The Maori New Year celebration of Matariki, currently being commemorated, could be a public holiday in New Zealand from next year.
There's growing support for a long weekend around the indigenous occasion, an annual time of reflection and planning among Maori whanau, or families.
Matariki is named after the bright stars of the Pleiades star cluster, which rise in the winter night sky each year.
Traditionally, Maori iwi, or communities, would gather together at night during a time of the constellation's prominence, making use of the period between harvests to celebrate and make offerings for a bountiful future.
More recently, councils and organisations have used the occasion to explain its significance, run family-friendly events featuring cultural displays and light shows.
The Maori Party have long campaigned for a Matariki public holiday for the occasion, failing in a legislative bid back in 2009.
The Republican Movement believe a Matariki long weekend should replace the Queen's Birthday public holiday.
News outlet Stuff are also campaigning for a Matariki holiday, and on Tuesday, the Greens added their support for a long weekend public holiday.
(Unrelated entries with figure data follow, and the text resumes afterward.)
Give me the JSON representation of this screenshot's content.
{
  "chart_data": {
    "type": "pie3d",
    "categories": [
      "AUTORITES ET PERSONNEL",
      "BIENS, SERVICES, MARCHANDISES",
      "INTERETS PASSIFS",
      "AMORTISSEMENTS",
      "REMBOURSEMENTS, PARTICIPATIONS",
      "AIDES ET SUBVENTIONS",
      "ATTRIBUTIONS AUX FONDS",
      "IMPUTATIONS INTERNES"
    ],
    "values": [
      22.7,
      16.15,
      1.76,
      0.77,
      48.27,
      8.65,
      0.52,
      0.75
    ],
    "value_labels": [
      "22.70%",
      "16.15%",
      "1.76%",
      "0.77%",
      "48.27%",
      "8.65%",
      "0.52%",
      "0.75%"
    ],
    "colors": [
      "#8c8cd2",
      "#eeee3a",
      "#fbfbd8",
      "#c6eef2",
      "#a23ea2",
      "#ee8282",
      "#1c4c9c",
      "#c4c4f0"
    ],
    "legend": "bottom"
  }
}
"Here in Aotearoa there has been an incredible push to embrace tikanga Maori (culture)," Greens co-leader Marama Davidson said.
"The time has come for there to be a Maori holiday on our whenua (land), further revitalising Maori culture."
"It gives us time to look up at the night sky and teach our kids about how Maori used the stars to predict the weather and find their way at sea.
"We can teach them how we used this time of year to mark a transition, honouring those that have passed in the previous year and welcoming the Maori New Year."
Labour deputy leader Kelvin Davis, and the party's most senior Maori, agreed it was a good idea.
"It's worth considering," he said.
"Maori have been calling for it for a while so let's have that conversation."
Current polls have Labour and the Greens on track to form the country's next government after the September 19 election.
Prime Minister Jacinda Ardern put the idea of new public holidays on the radar in May when she suggested long weekends could help bolster domestic tourism.
"That's not something that received widespread support across the government," she acknowledged.
Ms Ardern didn't rule out a move to implement a Maori New Year annual holiday.
"There's been a number of holidays that people have put up that have a particular New Zealand flavour, I've been talking in general terms about public holidays at this stage though."
National, which voted against the 2009 proposal but, will re-consider the idea at a caucus under new leader Judith Collins.
NZ First leader Winston Peters has previously said he is opposed to additional public holidays.